When the British series that became “All In The Family” was adapted for American audiences, the Irish son-in-law became the Polish son-in-law. There was plenty of discrimination against the influx of Irish in north-eastern USA cities also, and they were characterized as drunken, stupid, and prone to drunken brawls. (A characteristic adopted almost as a point of pride as the Notre Dame U mascot). The fact that they were Catholic versus “real” Americans being protestant did not help. Same thing happened with the Italian influx around 1900.
But there’s that standard xenophobia and then there’s the treatment of blacks. To justify enslaving a race, Amricas (north and south) adopted the social view that Africans were less than human, and by taking them from heathen lands to Christianity was doing them a service. The kindest attitude was that they were simple and childlike, but generally the attitude was that they were wild and dangerous almost-animals, segregation and repression were necessary to ensure peace, order and good government.
The USA in particular has spend decades trying to rectify this attitude, with mixed results; so part of the North American attitude includes a feeling of guilt and a desire to amend this prejudice (with mixed results). Also, western society has seen the horrors of racial prejudice and what a dark hole it can lead to with the results of the Holocaust.
Other areas of the world have their own racial prejudices, but are not as touched by the guilt instilled by the Holocaust or the American civil rights movement, because this is not a prominent part of their culture. Muslim countries say horrible things about Jews. Hindus and Moslems fight in India. China has similar issues; but they don’t feel the collective guilt seen in America regarding black people, for example.

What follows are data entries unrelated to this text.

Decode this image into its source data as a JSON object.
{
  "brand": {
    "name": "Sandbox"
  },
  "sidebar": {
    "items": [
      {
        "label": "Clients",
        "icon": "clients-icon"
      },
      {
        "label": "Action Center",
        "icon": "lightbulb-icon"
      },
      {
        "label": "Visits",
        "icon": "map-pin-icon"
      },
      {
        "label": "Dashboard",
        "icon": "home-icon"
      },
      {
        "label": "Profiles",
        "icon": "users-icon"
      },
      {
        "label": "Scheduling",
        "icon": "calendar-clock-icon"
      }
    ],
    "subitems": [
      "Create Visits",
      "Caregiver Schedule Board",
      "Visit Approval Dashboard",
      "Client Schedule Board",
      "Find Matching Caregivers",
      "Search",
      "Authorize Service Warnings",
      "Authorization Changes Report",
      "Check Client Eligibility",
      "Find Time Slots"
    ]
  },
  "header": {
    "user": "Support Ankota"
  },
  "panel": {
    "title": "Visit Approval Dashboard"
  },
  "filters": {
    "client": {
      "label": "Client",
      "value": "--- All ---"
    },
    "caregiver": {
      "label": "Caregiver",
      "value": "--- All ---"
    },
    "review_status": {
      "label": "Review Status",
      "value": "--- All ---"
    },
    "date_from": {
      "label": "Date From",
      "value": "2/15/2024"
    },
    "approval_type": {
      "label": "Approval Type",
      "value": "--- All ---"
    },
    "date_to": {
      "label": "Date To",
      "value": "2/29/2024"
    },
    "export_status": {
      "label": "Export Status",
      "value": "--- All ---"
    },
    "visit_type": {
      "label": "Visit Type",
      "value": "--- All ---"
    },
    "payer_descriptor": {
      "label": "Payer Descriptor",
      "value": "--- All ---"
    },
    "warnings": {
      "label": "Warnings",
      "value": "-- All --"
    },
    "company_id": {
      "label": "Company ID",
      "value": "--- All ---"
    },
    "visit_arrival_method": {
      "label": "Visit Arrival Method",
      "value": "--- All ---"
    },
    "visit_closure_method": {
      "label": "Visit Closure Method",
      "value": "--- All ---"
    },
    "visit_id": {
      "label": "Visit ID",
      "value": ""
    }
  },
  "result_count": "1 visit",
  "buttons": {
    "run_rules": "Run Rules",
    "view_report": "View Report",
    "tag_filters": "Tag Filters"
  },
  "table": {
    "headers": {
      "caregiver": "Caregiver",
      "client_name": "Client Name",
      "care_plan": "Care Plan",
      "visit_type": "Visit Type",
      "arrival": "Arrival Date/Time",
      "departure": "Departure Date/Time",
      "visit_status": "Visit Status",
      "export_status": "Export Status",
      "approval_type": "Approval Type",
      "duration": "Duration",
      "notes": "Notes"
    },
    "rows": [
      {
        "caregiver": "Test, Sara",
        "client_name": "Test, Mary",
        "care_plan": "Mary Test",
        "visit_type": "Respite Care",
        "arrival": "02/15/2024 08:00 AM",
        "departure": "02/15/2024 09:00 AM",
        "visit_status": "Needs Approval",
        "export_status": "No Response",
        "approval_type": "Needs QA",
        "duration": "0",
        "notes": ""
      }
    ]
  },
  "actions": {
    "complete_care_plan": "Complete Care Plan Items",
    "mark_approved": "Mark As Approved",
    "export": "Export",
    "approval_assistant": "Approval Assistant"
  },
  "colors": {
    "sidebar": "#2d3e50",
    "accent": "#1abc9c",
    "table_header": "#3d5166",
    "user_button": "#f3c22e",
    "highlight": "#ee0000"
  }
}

Europe, also, did not import large numbers of uneducated Africans to be a lower class. As a result, they did not develop a need to separate out people by colour. While most did not necessarily believe in the total equality of man, the best and brightest of Africa and Asia were welcome in European universities in a way blacks were not welcome at American Ivy league schools in the late 1800’s and first half of the 1900’s. Much of the ruling class of newly independent Africa got their education in British universities.
Gandhi for example, came from South Africa to be educated in Oxford as a lawyer, only to return to South Africa and find out shockingly that unlike Britain, South Africa with a huge non-white population used colour barriers to keep it’s white ruling class in power. He returned to India instead.
the current British racism, IIRC, is a result of the influx in the last half-century of large numbers of commonwealth people from Africa and the Caribbean. Similarly, France appear to have problems related to the number of Africans from former colonies who migrated there in the last half century. before that, separating race was not an obsession like in the USA.